Has any one ever looked at one of these in person or own or shot one?

I wan to get a break open action muzzy for next year and I cant stand the synthetic stock guns. They all seem to light and plast-icky.

H&R and New England firearms used to sell break opens but I cant them listed any more.


----------



## Swamp Monster (Jan 11, 2002)

It looks to be a decent gun. I have a couple issues with it however. The stock design is not very ideal if you plan to scope it...and most use scopes. The stock has a lot of drop in it so one would need to add high comb to the stock. This can be done with accessory combs if need be. I would also make sure that the breech plug can be used with BH209...no sense in buying a gun that doesn't work with the best powder option available right now. 

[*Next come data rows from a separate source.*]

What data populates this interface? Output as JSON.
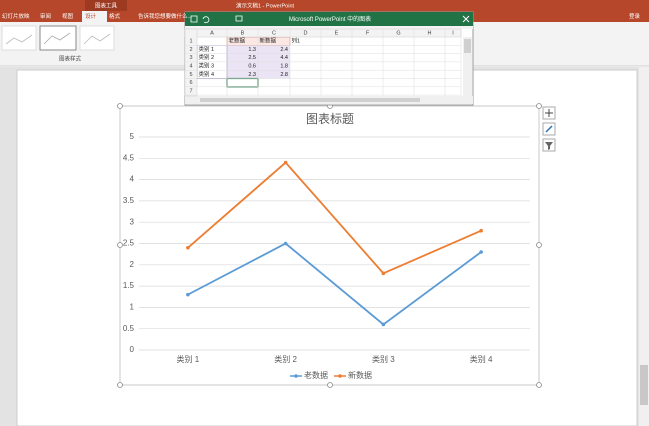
{
  "ribbon": {
    "app_title": "演示文稿1 - PowerPoint",
    "context_tab": "图表工具",
    "tabs": [
      "幻灯片放映",
      "审阅",
      "视图",
      "设计",
      "格式"
    ],
    "tell_me": "告诉我您想要做什么...",
    "sign_in": "登录",
    "group_label": "图表样式"
  },
  "spreadsheet": {
    "title": "Microsoft PowerPoint 中的图表",
    "columns": [
      "A",
      "B",
      "C",
      "D",
      "E",
      "F",
      "G",
      "H",
      "I"
    ],
    "row_numbers": [
      1,
      2,
      3,
      4,
      5,
      6,
      7
    ],
    "rows": [
      [
        null,
        "老数据",
        "新数据",
        "列1"
      ],
      [
        "类别 1",
        1.3,
        2.4
      ],
      [
        "类别 2",
        2.5,
        4.4
      ],
      [
        "类别 3",
        0.6,
        1.8
      ],
      [
        "类别 4",
        2.3,
        2.8
      ]
    ]
  },
  "chart_data": {
    "type": "line",
    "title": "图表标题",
    "categories": [
      "类别 1",
      "类别 2",
      "类别 3",
      "类别 4"
    ],
    "series": [
      {
        "name": "老数据",
        "color": "#5b9bd5",
        "values": [
          1.3,
          2.5,
          0.6,
          2.3
        ]
      },
      {
        "name": "新数据",
        "color": "#ed7d31",
        "values": [
          2.4,
          4.4,
          1.8,
          2.8
        ]
      }
    ],
    "ylim": [
      0,
      5
    ],
    "yticks": [
      0,
      0.5,
      1,
      1.5,
      2,
      2.5,
      3,
      3.5,
      4,
      4.5,
      5
    ],
    "grid": true,
    "legend": "bottom"
  }
}
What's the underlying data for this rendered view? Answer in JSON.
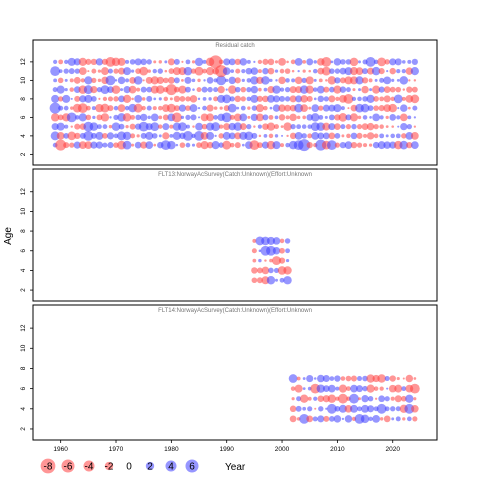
{
  "chart_data": {
    "type": "scatter",
    "subtype": "bubble-residual",
    "xlabel": "Year",
    "ylabel": "Age",
    "xlim": [
      1955,
      2028
    ],
    "ylim": [
      1.5,
      13.5
    ],
    "x_ticks": [
      1960,
      1970,
      1980,
      1990,
      2000,
      2010,
      2020
    ],
    "y_ticks": [
      2,
      4,
      6,
      8,
      10,
      12
    ],
    "colors": {
      "positive": "#4040ff",
      "negative": "#ff4040"
    },
    "legend": {
      "values": [
        -8,
        -6,
        -4,
        -2,
        0,
        2,
        4,
        6
      ],
      "labels": [
        "-8",
        "-6",
        "-4",
        "-2",
        "0",
        "2",
        "4",
        "6"
      ]
    },
    "panels": [
      {
        "title": "Residual catch",
        "years": [
          1959,
          2024
        ],
        "ages": [
          3,
          4,
          5,
          6,
          7,
          8,
          9,
          10,
          11,
          12
        ],
        "highlights": [
          {
            "year": 1959,
            "age": 7,
            "value": 4
          },
          {
            "year": 1959,
            "age": 11,
            "value": 3
          },
          {
            "year": 1960,
            "age": 3,
            "value": -4
          },
          {
            "year": 1962,
            "age": 6,
            "value": 3
          },
          {
            "year": 1964,
            "age": 7,
            "value": -3
          },
          {
            "year": 1965,
            "age": 4,
            "value": 3
          },
          {
            "year": 1965,
            "age": 5,
            "value": 3
          },
          {
            "year": 1969,
            "age": 10,
            "value": 3
          },
          {
            "year": 1969,
            "age": 12,
            "value": -3
          },
          {
            "year": 1975,
            "age": 5,
            "value": 3
          },
          {
            "year": 1979,
            "age": 3,
            "value": 3
          },
          {
            "year": 1980,
            "age": 9,
            "value": -4
          },
          {
            "year": 1981,
            "age": 6,
            "value": -3
          },
          {
            "year": 1983,
            "age": 4,
            "value": 3
          },
          {
            "year": 1985,
            "age": 4,
            "value": 3
          },
          {
            "year": 1988,
            "age": 12,
            "value": -6
          },
          {
            "year": 1989,
            "age": 11,
            "value": -5
          },
          {
            "year": 1989,
            "age": 10,
            "value": 3
          },
          {
            "year": 1990,
            "age": 6,
            "value": 3
          },
          {
            "year": 1995,
            "age": 3,
            "value": -3
          },
          {
            "year": 2003,
            "age": 3,
            "value": 3
          },
          {
            "year": 2004,
            "age": 3,
            "value": 5
          },
          {
            "year": 2007,
            "age": 3,
            "value": 4
          },
          {
            "year": 2008,
            "age": 12,
            "value": -3
          },
          {
            "year": 2009,
            "age": 3,
            "value": 3
          },
          {
            "year": 2012,
            "age": 8,
            "value": -3
          },
          {
            "year": 2016,
            "age": 12,
            "value": 3
          }
        ]
      },
      {
        "title": "FLT13:NorwayAcSurvey(Catch:Unknown)(Effort:Unknown",
        "years": [
          1995,
          2001
        ],
        "ages": [
          3,
          4,
          5,
          6,
          7
        ],
        "highlights": [
          {
            "year": 1997,
            "age": 6,
            "value": 3
          },
          {
            "year": 1998,
            "age": 6,
            "value": 3
          },
          {
            "year": 2001,
            "age": 3,
            "value": 2
          },
          {
            "year": 2001,
            "age": 4,
            "value": -2
          }
        ]
      },
      {
        "title": "FLT14:NorwayAcSurvey(Catch:Unknown)(Effort:Unknown",
        "years": [
          2002,
          2024
        ],
        "ages": [
          3,
          4,
          5,
          6,
          7
        ],
        "highlights": [
          {
            "year": 2004,
            "age": 3,
            "value": 3
          },
          {
            "year": 2006,
            "age": 6,
            "value": -3
          },
          {
            "year": 2009,
            "age": 4,
            "value": 3
          },
          {
            "year": 2011,
            "age": 5,
            "value": -3
          },
          {
            "year": 2013,
            "age": 5,
            "value": 3
          },
          {
            "year": 2014,
            "age": 3,
            "value": 3
          },
          {
            "year": 2018,
            "age": 4,
            "value": 3
          },
          {
            "year": 2023,
            "age": 4,
            "value": 3
          },
          {
            "year": 2024,
            "age": 6,
            "value": -3
          }
        ]
      }
    ]
  }
}
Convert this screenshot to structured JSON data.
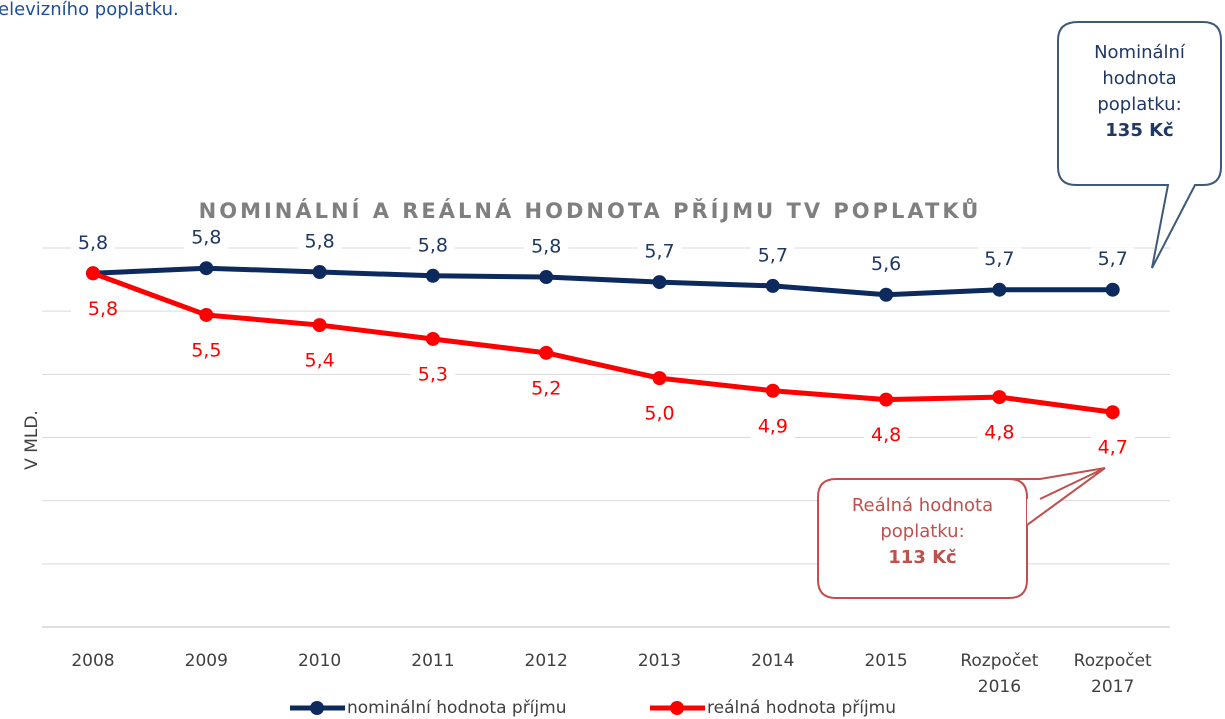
{
  "chart_data": {
    "type": "line",
    "intro_text": "elevizního poplatku.",
    "title": "NOMINÁLNÍ A REÁLNÁ HODNOTA PŘÍJMU TV POPLATKŮ",
    "y_label": "V MLD.",
    "categories": [
      "2008",
      "2009",
      "2010",
      "2011",
      "2012",
      "2013",
      "2014",
      "2015",
      "Rozpočet 2016",
      "Rozpočet 2017"
    ],
    "series": [
      {
        "name": "nominální hodnota příjmu",
        "color": "#0d2a5e",
        "values": [
          5.8,
          5.84,
          5.81,
          5.78,
          5.77,
          5.73,
          5.7,
          5.63,
          5.67,
          5.67
        ],
        "value_labels": [
          "5,8",
          "5,8",
          "5,8",
          "5,8",
          "5,8",
          "5,7",
          "5,7",
          "5,6",
          "5,7",
          "5,7"
        ]
      },
      {
        "name": "reálná hodnota příjmu",
        "color": "#ff0000",
        "values": [
          5.8,
          5.47,
          5.39,
          5.28,
          5.17,
          4.97,
          4.87,
          4.8,
          4.82,
          4.7
        ],
        "value_labels": [
          "5,8",
          "5,5",
          "5,4",
          "5,3",
          "5,2",
          "5,0",
          "4,9",
          "4,8",
          "4,8",
          "4,7"
        ]
      }
    ],
    "ylim": [
      3,
      6
    ],
    "yticks": [
      3,
      3.5,
      4,
      4.5,
      5,
      5.5,
      6
    ],
    "grid": true,
    "legend": "bottom",
    "callouts": [
      {
        "text": "Nominální hodnota poplatku:",
        "value": "135 Kč"
      },
      {
        "text": "Reálná hodnota poplatku:",
        "value": "113 Kč"
      }
    ]
  }
}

You can purchase a T/C Encore in blued/wood as well. They make it in the regular Encore and they make a blued Pro Hunter. For the price, I've seen the blued regular Encores selling for the mid $500's. the Pro Hunters will be more, but standard Encores are excelent values these days. Plus you have the versatility of adding additional barrels someday. I see the Lyman sells in the $400 range so it is cheaper but a ton cheaper. I have no idea about the accuracy of the Lyman, but Lyman seems to have a solid reputation in their traditional guns. I've never seen a Mustang at the range even to have any accuracy idea.


----------